Pecan Pie Bars have a simple shortbread crust and sweet pecan pie topping. They are a great dessert to make that is so much easier than the traditional pecan pie. This easy dessert will be the star on all the holiday dessert tables!
This recipe has a simple crust that is made fast in the food processor. The filling is just as easy made in one pot on the stove. Plus, this recipe has no corn syrup. It's made with honey and when paired with brown sugar it has flavors of caramel and butterscotch. So incredibly sweet and delicious!
Pecan Pie Bars Ingredients
- All Purpose Flour: White whole wheat flour can be used. A blend of half whole wheat and half all purpose can be used as well.
- Salted Butter: Unsalted butter can be used, I recommend adding ¼ teaspoon to the crust and the filling.
- Dark Brown Sugar: Light Brown Sugar can be used, but the dark brown adds an extra oomph of flavor that really enhances the bars.
- Honey: Dark corn syrup or light corn syrup can be used if needed.
How to Make Easy Pecan Pie Bars
- First step is to make the crust. In a food processor add the all purpose flour, sugar, salt and cold cubed butter. Pulse until it resembles course crumbs. If you don't have a food processor you can make the crust by using a pastry blender or your fingers.
- Next, dump the crumbs into a parchment lined and greased 9x13 sheet pan or baking dish, and firmly press the crumbs down into an even layer.
- Bake the crust for 20 minutes in a 350°F preheated oven.
- While the crust is baking, make the filling. Melt the butter over medium low heat in a medium sauce pan, then whisk in the dark brown sugar, honey and salt. Cook until the sugar is dissolved and tiny bubbles have started to form around the edge of the pan, but do not boil. Remove from heat and let cool for 15 minutes.
- After its cooled, whisk in the eggs and vanilla extract. Then stir in the chopped pecans.
- Immediately pour the filling over the hot crust and bake for 35-40 minutes until the edges and filling are set. A toothpick or butter knife inserted in the center should come out mostly clean.
- Cool the bars completely then slice and serve.
Storing Pecan Pie Bars
Storing: These delicious bars can be stored in an air tight container in the fridge or on the counter. I prefer them chilled, but they are just as good at room temp.
Freezing: These bars also freeze well! You can freeze the in a freezer safe air tight container between layers of wax paper or you can individually wrap them in plastic wrap and then place in freezer container. Don't forget to label and date.
Other Delicious Holiday Desserts:
- Cranberry Bars
- Pumpkin Pie Bundt Cake
- Apple Pie Bars
- Homemade Pumpkin Pie
- Easy Apple Crisp
- Homemade Pecan Pie
- Apple Crisp Pie
- Pumpkin Bars with Cream Cheese Frosting
- Pumpkin Cupcakes with Cinnamon Frosting
Pecan Pie Bars
- Preheat oven to 350°F. Line a 9x13 sheet pan or baking dish with parchment paper and lightly grease the paper.
- Add the flour, sugar, salt and cold cubed butter to a food processor. Pulse until it resembles course crumbs. (If you have no food processor cut the butter in with a pastry blender or your fingers.)

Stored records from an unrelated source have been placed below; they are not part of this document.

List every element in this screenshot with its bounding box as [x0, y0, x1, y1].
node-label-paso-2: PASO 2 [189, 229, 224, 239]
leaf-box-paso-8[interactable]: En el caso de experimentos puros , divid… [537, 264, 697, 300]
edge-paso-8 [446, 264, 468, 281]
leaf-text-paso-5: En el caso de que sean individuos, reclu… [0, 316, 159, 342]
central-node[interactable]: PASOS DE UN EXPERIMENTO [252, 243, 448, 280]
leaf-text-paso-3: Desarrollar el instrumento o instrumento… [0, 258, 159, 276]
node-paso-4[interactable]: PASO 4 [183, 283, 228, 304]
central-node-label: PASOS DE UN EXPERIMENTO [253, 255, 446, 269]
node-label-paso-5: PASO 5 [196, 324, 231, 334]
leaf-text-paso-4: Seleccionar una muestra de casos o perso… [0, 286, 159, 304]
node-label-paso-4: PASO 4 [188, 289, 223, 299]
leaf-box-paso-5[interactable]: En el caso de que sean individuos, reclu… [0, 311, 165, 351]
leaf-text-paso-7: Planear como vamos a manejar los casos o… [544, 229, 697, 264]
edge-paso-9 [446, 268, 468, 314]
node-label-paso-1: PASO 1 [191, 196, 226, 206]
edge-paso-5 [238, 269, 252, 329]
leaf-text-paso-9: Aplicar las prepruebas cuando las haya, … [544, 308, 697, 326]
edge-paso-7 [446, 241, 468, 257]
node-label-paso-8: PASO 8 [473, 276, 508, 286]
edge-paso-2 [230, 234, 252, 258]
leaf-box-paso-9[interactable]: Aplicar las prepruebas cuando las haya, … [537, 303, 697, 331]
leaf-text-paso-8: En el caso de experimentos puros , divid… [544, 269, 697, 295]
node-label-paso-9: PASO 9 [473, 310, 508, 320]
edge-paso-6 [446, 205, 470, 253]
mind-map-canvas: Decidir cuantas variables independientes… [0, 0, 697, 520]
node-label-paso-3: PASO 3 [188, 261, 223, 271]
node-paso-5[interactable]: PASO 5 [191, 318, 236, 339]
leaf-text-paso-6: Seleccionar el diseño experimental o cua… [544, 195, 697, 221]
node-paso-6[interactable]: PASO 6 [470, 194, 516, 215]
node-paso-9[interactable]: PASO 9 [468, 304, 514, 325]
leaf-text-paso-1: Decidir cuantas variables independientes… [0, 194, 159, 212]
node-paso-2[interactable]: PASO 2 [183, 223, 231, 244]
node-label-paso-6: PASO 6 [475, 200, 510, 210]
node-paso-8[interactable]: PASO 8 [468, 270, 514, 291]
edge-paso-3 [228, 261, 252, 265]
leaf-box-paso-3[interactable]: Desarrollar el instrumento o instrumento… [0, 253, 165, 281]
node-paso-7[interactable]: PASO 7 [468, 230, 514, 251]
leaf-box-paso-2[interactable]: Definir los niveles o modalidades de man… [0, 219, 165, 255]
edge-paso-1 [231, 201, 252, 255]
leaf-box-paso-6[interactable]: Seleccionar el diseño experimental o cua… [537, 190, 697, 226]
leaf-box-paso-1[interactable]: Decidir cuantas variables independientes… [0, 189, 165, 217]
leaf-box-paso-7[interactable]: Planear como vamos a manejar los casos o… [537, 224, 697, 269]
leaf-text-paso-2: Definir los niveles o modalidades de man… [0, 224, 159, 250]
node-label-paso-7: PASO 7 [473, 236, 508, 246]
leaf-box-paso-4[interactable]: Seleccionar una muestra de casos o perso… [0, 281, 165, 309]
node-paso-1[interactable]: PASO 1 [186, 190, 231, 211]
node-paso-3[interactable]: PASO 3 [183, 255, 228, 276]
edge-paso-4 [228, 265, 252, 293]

- Dump the crumbs into the prepared pan and firmly press the crust into an even layer.
- Bake the crust for 20 minutes.
- While the crust is baking, make the filling. Start by melting the butter over medium-low heat in a medium sauce pan.
- Whisk in the dark brown sugar, honey and salt. Cook until the sugar is dissolved and tiny bubble start to form around the edges, but do not boil. Remove from heat and let cool for 15 minutes.
- Whisk in eggs and vanilla extract. Then stir in chopped pecans.
- Pour the filling into the hot crust and bake for another 35-40 minutes until the filling is set and a toothpick or butter knife comes out mostly clean.
- Let cool completely then slice and serve.